Final version of the Republican tax bill includes major blow to environmentalists
Republican tax plan opens up Arctic National Wildlife Refuge to drilling
— -- The final version of the Republican tax bill, which passed in Congress midday Wednesday, included a major blow to environmentalists.
In addition to slashing the corporate tax rate and nixing the mandate that Americans have health insurance, the tax legislation contained language requiring the federal government to open up and lease part of the Arctic National Wildlife Refuge to private companies for oil and gas drilling.
That portion of the bill was sponsored by Sen. Lisa Murkowski (R-Alaska), who has fought for expanded drilling in her home state for years. It states that Secretary of the Interior must lease at least two pieces of land in the next ten years, each at least 400,000 acres area-wide. The bill also directs the Interior Secretary to issue "any rights-of-way or easements across the Coastal Plain for exploration, development, production, or transportation" and authorizes the use of 2,000 acres of federal land in the Coastal Plain for production and support facilities, including airstrips
"This is a major victory for Alaska that will help us fulfill the promises of our statehood and give us renewed hope for growth and prosperity," Murkowski said in a press release Wednesday. She said the deal would yield considerable revenue for the state's coffers.
The Congressional Budget Office projects the federal government could make about $1 billion from leases and sales in the area over the next decade, as would Alaska, which splits the profits with the federal government, according to the legislation.
Her Democratic counterpart on the Senate Energy and Natural Resources Committee, Sen. Maria Cantwell (D-Washington), accused Republicans of adding the controversial provisions just to secure a few additional votes, like Murkowski’s, for their tax bill and argued from an energy production standpoint the timing was actually strange as the price of oil and interest from developers has been relatively low.

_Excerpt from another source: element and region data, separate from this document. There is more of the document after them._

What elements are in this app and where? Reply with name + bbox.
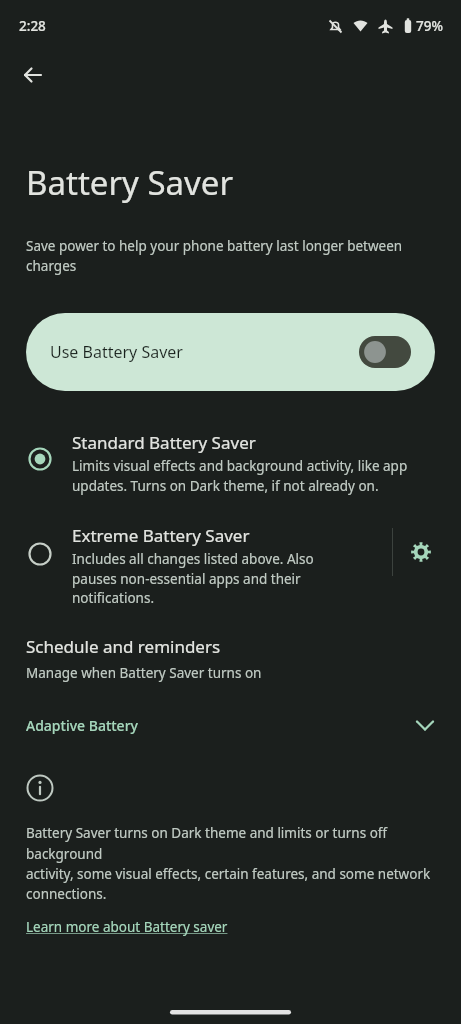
staticText: Includes all changes listed above. Also …	[72, 550, 314, 607]
staticText: Use Battery Saver	[50, 341, 183, 363]
staticText: Battery Saver	[26, 160, 234, 205]
staticText: Standard Battery Saver	[72, 431, 256, 454]
staticText: Manage when Battery Saver turns on	[26, 664, 262, 682]
button[interactable]: Use Battery Saver	[26, 313, 435, 391]
staticText: Adaptive Battery	[26, 716, 138, 735]
button[interactable]: Extreme Battery Saver settings	[393, 524, 449, 580]
button[interactable]: Back	[10, 52, 56, 98]
staticText: Limits visual effects and background act…	[72, 457, 408, 495]
other: Information	[26, 774, 54, 802]
staticText: Schedule and reminders	[26, 635, 221, 658]
button[interactable]: Standard Battery Saver	[0, 423, 461, 495]
staticText: Extreme Battery Saver	[72, 524, 250, 547]
button[interactable]: Adaptive Battery	[0, 704, 461, 746]
staticText: 2:28	[19, 17, 46, 35]
staticText: Learn more about Battery saver	[26, 918, 228, 936]
staticText: Battery Saver turns on Dark theme and li…	[26, 824, 445, 903]
button[interactable]: Extreme Battery Saver	[0, 516, 461, 607]
staticText: 79%	[416, 17, 443, 35]
button[interactable]: Learn more about Battery saver	[26, 918, 228, 936]
staticText: Save power to help your phone battery la…	[26, 237, 441, 275]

“While they may have had the votes last night to pass this legislation, they certainly don’t have the consciousness of America,” Cantwell said on a call with reporters Wednesday. “We are going to take our case to the American public now,” Cantwell went on, vowing to fight the law in court, future legislation, and elections down the road.
“As one of the key truly, truly unique wild places left on the planet it makes no sense for the United States of America to abdicate their environmental stewardship,” Cantwell said.
The 19.6-million-acre refuge is currently the home and breeding ground for hundreds of thousands of caribou, some of the largest populations of polar bears in the world and millions of migratory birds. Scientists credit the creation of the refuge and protection of the land with the resurgence of the Porcupine Caribou Herd specifically.
“I do find it ironic that at a time when American children across the country are singing about reindeer pulling Santa’s sleigh, we are voting over destroying the most important caribou habitat, which are reindeer, in the entire country,” Collin O’Mara, President and CEO of National Wildlife Federation, said Wednesday, echoing Cantwell’s concern about the rareness and fragility of the land.
The Arctic National Wildlife Refuge has been a point of contention and political tug-of-war since its creation. In 1960, Congress first established the Arctic National Wildlife Range to preserve the unmatched wildlife and wilderness of the area. In 1980, President Jimmy Carter signed the Alaska National Interest Lands Conservation Act to solidify the area’s protective status.
For years, Republicans tried to chip away at the public land. Their efforts stalled significantly though in the wake of the in 1989 Exxon Valdez oil spill off the Alaskan coast. The spill, the largest in the country until the 2010 Deepwater Horizon spill in the Gulf of Mexico, sent approximately 11 million gallons of oil flooding into pristine water and impacted nearly 1,000 miles of coastline.
Sam Alexander a board member of Gwich’in international tribal council said politicians were blind to the “true value” of the area. The Gwich’in people live in the northern parts of Alaska and Canada. “Our congressional leadership is blind to the fact that the true value of the coastal plain is its place as America’s last, unspoiled wilderness,” Alexander told reporters on a call with environmentalists Wednesday.
In 1995, Republicans included a provision to open the area for oil exploration in a budget bill, but President Bill Clinton vetoed the legislation.
The Congressional Budget Office projects the federal government could make about $1 billion in revenue from leases and sales in the area over the next decade if it splits profits with the state of Alaska as outlined in the legislation.
“This is indicative of a much bigger agenda by this congress, led by Republicans, and this president to sell out our public lands to the highest bidder for short term gain,” Jamie Williams, president of The Wilderness Society, told reporters Wednesday, citing the Interior Department’s recent decision to change to the size and status of public lands and monuments in Utah. “This is not an isolated story. We know it is widely unpopular with the American people and we think we will prevail in the long run once the public really understands what is being done here.”